Gov. Susana Martinez
SANTA FE ─ Jayann Sepich and Gov. Susana Martinez announced Monday that Katie’s Law has led to the 500th match of DNA data to a criminal case in New Mexico.
The match came as the DNA Administrative Center, located in Albuquerque, compiled their final statistics for the month of August.
The Administrative Center notified Jayann Sepich of the milestone Friday, which was also the 10th Anniversary of her daughter Katie Sepich being laid to rest.
New Mexico’s DNA collection law, entitled “Katie’s Law,” is one of the toughest in the country and is named after Katie Sepich, a New Mexico State University student who was raped and brutally murdered in 2003.
Governor Martinez prosecuted Katie’s murderer, worked to pass the original version of “Katie’s Law” in 2006 while serving as the District Attorney in Dona Ana County, and in 2011, she signed into law an expanded version of “Katie’s Law” allowing for DNA collection from those arrested for any felony crime.
The Governor submitted an amicus brief in the case of Maryland v.

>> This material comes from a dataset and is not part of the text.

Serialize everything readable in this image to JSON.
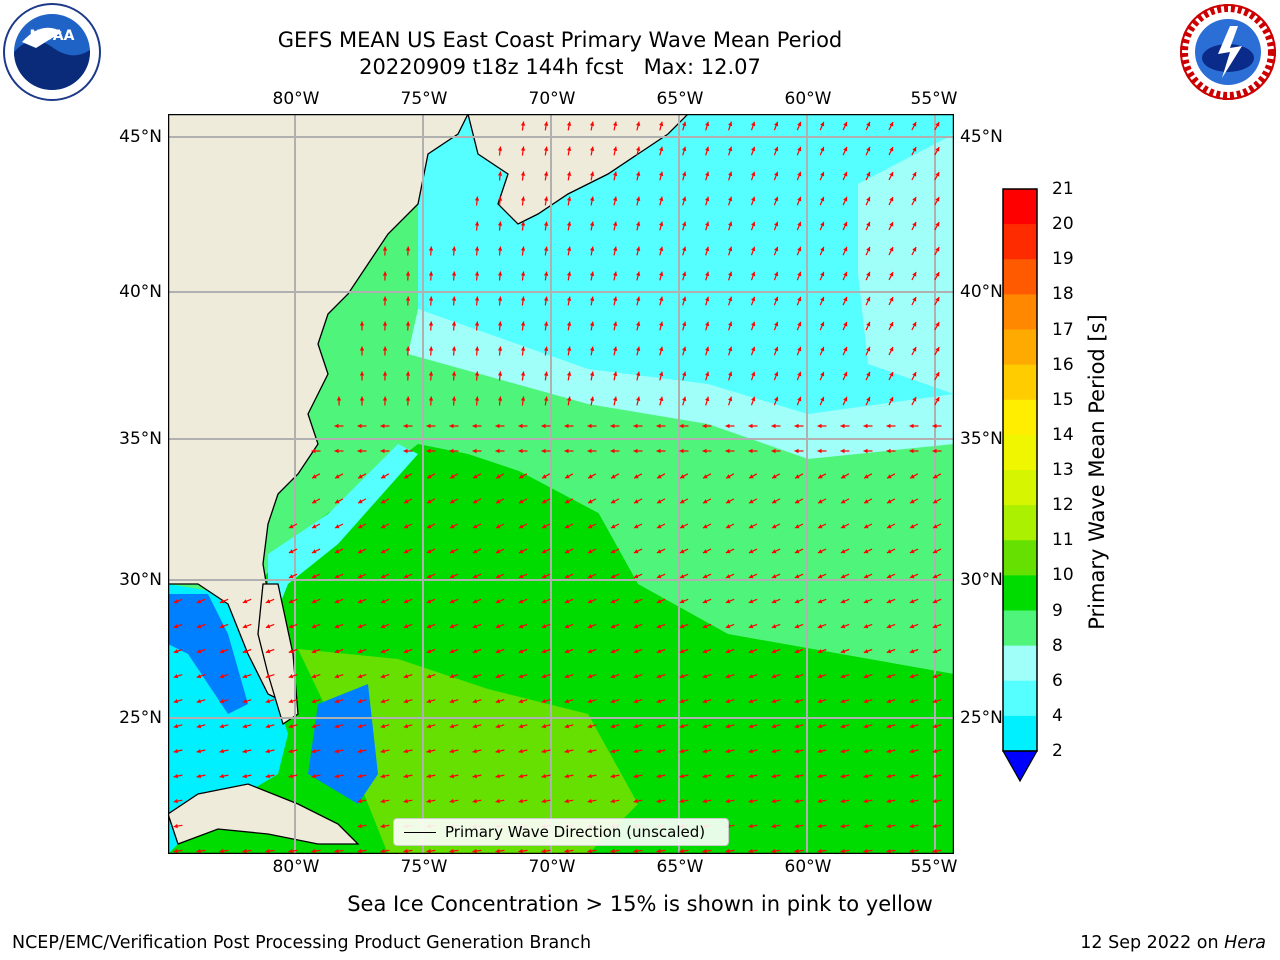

King, where the court ultimately supported DNA collection as a critical law enforcement tool.
“Katie said that she wanted to make a difference, and in her own way, she has,” Martinez said. “It’s been 10 years since she was buried, but her legacy is a system of DNA collection and matching, being adopted in states throughout the country and upheld by the United States Supreme Court, that has saved lives, helped convict rapists, murderers, and other criminals, and brought a measure of justice for victims and their families. We should all express tremendous gratitude for the efforts of Jayann and Dave Sepich and their family. I have been awed by their incredible tenacity, courage, and determination as they have fought in every corner of the United States to enact Katie’s Law to help save lives.”